Le changement de l’intérieur
Au fil d’une ascension d’une vingtaine d’années, Manuel Valls a pris de plus en plus de poids au sein du PS. Au point d’inspirer la politique du gouvernement.
dans l’hebdo N° 1228 Acheter ce numéro
À l’Assemblée, ce 6 novembre, Manuel Valls préfère parler foot avec les journalistes que de commenter le « pacte national pour la croissance, la compétitivité et l’emploi » présenté par Jean-Marc Ayrault quelques minutes plus tôt. Le ministre de l’Intérieur sait avoir le triomphe modeste. Et laisser la presse rappeler qu’il était le seul candidat à la primaire socialiste à proclamer que « la TVA sociale est une mesure de gauche » ( les Échos, 7 octobre 2011) quand les autres, et notamment François Hollande, la pourfendaient. Dans l’Énergie du changement (Le Cherche-Midi, 2011), Manuel Valls plaidait alors pour « une augmentation ciblée et modérée de la TVA, en substitution d’une part des charges sociales payées par l’employeur ». Cela « pourrait améliorer sensiblement la compétitivité de certains secteurs industriels fortement exposés à la concurrence », assurait-il. Et s’il imaginait de faire grimper le taux normal à 25 % et le taux moyen à 12 %, sans toucher au taux réduit « pour préserver le pouvoir d’achat des ménages modestes », il estimait pouvoir ainsi doper le PIB de 0,5 % et créer 300 000 emplois. Des chiffres repris par le Premier ministre pour justifier la baisse des charges patronales.

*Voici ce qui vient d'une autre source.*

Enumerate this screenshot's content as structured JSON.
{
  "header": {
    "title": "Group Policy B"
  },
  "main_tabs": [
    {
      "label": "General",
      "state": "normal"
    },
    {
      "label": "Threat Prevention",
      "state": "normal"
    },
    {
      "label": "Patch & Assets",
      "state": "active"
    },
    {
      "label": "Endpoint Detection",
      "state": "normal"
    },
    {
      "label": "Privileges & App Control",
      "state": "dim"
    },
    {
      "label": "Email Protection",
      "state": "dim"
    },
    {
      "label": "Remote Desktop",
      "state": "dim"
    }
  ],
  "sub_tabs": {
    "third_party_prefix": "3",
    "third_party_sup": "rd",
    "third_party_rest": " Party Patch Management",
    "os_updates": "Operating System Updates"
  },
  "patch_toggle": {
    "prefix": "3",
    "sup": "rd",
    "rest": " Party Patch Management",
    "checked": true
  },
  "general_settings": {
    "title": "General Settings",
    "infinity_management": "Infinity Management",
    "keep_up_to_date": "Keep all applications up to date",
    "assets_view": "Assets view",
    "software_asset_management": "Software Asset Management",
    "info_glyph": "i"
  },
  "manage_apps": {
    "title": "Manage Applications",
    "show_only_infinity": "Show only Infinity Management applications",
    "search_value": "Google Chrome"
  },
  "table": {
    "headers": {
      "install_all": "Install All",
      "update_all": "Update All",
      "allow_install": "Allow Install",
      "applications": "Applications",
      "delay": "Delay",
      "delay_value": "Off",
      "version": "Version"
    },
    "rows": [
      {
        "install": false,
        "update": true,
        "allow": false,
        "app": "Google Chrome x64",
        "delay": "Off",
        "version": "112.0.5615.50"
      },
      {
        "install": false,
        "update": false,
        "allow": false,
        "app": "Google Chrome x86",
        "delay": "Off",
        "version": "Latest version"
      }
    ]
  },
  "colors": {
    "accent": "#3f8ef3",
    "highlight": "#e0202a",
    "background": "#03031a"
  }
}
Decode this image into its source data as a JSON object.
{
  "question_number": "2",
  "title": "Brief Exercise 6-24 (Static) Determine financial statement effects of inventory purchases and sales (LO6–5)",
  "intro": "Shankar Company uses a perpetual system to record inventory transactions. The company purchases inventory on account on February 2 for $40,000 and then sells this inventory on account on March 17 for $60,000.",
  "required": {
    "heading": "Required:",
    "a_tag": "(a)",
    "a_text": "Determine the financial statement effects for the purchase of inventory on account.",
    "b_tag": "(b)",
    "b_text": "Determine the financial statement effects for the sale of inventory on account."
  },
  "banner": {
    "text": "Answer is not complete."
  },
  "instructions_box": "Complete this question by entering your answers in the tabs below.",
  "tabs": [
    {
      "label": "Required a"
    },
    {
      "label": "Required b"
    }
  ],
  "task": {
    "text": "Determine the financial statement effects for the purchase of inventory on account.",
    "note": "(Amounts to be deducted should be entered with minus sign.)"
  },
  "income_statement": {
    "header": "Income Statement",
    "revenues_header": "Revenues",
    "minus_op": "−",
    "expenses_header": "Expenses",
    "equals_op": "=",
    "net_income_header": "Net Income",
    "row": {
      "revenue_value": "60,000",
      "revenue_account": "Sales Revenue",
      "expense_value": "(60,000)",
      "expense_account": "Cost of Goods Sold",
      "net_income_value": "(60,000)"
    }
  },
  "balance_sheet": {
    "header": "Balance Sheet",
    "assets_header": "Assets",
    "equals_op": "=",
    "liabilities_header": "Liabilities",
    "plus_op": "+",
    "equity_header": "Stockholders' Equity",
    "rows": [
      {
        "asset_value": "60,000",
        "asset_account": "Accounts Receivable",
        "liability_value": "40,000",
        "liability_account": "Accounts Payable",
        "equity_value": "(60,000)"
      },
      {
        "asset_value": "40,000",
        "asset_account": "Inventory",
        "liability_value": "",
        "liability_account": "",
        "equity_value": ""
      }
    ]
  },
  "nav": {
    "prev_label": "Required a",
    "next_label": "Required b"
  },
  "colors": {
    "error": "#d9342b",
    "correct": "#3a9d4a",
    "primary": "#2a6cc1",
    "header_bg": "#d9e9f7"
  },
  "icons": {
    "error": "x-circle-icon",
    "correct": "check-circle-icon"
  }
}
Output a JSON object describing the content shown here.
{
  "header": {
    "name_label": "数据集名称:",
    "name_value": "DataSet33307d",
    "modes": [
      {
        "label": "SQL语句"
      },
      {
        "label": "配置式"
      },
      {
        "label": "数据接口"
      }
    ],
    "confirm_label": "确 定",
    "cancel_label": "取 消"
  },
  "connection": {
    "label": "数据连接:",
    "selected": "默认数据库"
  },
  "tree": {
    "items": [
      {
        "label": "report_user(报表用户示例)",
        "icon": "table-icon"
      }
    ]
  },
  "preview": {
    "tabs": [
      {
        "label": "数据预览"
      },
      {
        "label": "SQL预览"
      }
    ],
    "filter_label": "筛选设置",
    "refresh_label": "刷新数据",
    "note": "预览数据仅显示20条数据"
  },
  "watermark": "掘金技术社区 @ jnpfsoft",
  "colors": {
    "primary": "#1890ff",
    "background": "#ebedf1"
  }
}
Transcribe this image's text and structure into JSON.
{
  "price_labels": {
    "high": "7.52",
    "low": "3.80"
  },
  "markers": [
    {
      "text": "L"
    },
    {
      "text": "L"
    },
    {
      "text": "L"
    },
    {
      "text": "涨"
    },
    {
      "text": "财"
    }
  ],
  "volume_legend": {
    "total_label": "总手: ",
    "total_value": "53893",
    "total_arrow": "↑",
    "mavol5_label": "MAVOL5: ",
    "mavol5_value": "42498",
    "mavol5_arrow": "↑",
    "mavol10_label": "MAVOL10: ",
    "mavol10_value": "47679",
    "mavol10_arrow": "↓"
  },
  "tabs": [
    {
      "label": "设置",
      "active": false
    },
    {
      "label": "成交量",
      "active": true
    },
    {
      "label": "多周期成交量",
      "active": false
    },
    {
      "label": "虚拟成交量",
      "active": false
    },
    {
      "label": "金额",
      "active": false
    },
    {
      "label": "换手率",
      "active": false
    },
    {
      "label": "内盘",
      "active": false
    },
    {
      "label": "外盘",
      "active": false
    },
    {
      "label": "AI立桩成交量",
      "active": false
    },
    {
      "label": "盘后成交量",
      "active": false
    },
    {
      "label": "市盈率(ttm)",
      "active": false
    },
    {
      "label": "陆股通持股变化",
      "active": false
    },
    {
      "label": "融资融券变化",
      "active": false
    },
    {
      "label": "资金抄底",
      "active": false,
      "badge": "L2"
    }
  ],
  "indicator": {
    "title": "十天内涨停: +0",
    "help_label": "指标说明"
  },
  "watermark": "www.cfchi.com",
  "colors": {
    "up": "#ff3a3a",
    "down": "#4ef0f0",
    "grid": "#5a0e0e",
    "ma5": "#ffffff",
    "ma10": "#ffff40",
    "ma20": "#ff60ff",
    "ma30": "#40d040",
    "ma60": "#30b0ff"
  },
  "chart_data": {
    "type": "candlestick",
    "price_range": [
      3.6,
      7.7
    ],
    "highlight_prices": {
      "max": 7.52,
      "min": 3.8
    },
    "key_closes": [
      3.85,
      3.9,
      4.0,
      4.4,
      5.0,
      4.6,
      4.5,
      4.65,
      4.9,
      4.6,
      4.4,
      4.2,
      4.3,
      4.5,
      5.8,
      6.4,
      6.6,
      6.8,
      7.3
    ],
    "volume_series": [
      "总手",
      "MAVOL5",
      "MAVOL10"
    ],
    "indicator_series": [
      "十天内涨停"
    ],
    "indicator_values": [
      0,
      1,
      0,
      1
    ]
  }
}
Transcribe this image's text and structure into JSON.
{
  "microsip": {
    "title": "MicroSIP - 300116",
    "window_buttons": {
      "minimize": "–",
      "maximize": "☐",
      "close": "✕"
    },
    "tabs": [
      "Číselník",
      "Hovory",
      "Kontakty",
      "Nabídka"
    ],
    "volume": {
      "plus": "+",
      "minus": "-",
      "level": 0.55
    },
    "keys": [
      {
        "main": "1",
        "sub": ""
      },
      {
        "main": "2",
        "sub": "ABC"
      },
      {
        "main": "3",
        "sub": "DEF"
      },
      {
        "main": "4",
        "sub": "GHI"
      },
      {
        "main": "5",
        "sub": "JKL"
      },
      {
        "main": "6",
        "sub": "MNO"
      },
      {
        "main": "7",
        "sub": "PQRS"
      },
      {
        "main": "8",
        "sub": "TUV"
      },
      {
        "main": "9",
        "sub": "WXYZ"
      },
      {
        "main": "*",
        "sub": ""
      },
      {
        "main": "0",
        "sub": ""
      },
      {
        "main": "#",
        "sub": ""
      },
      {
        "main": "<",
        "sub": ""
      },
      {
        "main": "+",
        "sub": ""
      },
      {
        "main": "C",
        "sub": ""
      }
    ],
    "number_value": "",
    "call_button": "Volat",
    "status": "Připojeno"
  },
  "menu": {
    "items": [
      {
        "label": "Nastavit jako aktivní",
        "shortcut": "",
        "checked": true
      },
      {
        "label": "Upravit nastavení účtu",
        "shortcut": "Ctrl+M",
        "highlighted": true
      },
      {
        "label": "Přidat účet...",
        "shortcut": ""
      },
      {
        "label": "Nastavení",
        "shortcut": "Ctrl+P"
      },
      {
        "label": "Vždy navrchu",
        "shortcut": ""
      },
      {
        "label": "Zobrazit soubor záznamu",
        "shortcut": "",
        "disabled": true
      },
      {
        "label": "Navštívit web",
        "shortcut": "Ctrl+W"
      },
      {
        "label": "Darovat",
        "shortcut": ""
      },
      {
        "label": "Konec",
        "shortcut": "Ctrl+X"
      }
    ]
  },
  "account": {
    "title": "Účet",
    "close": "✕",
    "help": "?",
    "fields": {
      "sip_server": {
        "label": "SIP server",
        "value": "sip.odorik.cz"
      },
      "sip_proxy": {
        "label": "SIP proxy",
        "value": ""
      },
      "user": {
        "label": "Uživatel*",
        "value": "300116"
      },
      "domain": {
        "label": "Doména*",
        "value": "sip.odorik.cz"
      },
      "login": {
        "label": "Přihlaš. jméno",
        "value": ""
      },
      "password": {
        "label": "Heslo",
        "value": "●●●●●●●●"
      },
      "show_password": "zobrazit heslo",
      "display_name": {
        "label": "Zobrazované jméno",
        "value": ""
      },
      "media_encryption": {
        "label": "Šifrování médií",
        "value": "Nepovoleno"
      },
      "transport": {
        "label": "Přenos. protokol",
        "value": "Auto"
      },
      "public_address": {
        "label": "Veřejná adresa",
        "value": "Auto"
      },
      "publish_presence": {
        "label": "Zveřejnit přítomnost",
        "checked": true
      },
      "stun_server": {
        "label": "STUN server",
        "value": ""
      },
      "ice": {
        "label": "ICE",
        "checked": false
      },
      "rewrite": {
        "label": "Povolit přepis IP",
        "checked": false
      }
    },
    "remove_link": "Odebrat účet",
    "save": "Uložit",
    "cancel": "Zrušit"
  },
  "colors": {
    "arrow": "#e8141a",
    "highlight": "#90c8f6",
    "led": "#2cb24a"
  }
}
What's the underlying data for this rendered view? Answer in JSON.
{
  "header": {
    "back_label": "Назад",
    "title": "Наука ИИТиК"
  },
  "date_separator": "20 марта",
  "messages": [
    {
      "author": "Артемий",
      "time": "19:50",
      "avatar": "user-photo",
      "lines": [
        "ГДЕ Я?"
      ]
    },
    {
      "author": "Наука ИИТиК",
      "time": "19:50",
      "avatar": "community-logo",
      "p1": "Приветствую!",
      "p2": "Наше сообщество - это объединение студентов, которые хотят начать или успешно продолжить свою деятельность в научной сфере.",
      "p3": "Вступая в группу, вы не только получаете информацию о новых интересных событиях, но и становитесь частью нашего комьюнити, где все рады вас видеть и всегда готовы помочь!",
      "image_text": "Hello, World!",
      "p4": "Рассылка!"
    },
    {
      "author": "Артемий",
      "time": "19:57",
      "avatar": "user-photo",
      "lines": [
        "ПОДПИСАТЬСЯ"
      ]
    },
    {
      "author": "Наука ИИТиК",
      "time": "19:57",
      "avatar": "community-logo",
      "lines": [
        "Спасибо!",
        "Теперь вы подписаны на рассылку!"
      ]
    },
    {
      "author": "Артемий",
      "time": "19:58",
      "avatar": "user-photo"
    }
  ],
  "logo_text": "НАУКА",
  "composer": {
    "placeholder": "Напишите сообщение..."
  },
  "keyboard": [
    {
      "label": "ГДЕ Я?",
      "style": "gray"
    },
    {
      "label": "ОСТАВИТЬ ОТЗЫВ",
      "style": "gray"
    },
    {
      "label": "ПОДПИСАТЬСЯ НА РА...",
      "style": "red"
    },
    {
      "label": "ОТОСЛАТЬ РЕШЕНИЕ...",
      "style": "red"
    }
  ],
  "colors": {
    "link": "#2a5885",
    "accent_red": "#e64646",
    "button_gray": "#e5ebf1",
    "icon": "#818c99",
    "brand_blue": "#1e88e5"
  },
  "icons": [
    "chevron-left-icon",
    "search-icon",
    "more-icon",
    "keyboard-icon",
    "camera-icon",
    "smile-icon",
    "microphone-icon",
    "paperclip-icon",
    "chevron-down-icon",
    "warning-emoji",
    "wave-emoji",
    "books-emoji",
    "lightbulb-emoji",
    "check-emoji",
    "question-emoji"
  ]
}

Le dernier des candidats socialistes à la primaire, avec 5,6 %, inspirerait-il la politique du gouvernement ? Le mois dernier, le Nouvel Obs le peignait en « vice-président ». Le dénouement du rapport Gallois accrédite un peu plus cette thèse. Prudent, l’homme rappelle qu’il n’est « que ministre de l’Intérieur mais entièrement ministre de l’Intérieur ». Un poste régalien qu’il convoitait de longue date. C’est en effet sur le terrain de la sécurité que Manuel Valls, élu maire d’Évry en 2001, s’est fait connaître du grand public. Jusqu’à cette élection, ce pragmatique n’était qu’un apparatchik ambitieux, connu des seuls journalistes qui le côtoyaient dans ses fonctions rue de Solferino et à Matignon. Né le 13 août 1962 à Barcelone, le jeune Manuel acquiert la nationalité française en 1982, deux ans après son adhésion au PS. Biberonné au rocardisme et formé à l’Unef, il se lie d’une amitié durable avec le communicant Stéphane Fouks, coprésident d’Euro-RSCG Worldwide, et le criminologue Alain Bauer. En 1986, Manuel Valls devient le plus jeune conseiller régional de France, mais échouera à s’implanter à Argenteuil. En 1993, il aide Rocard à déloger Fabius de la tête du PS et y gagne un bureau à Solferino : secrétaire national à la communication. En 1997, Lionel Jospin l’appelle à Matignon pour s’occuper de la communication et de la presse à son cabinet. À ce poste, il se constitue un carnet d’adresses bien utile pour s’ouvrir les portes des médias.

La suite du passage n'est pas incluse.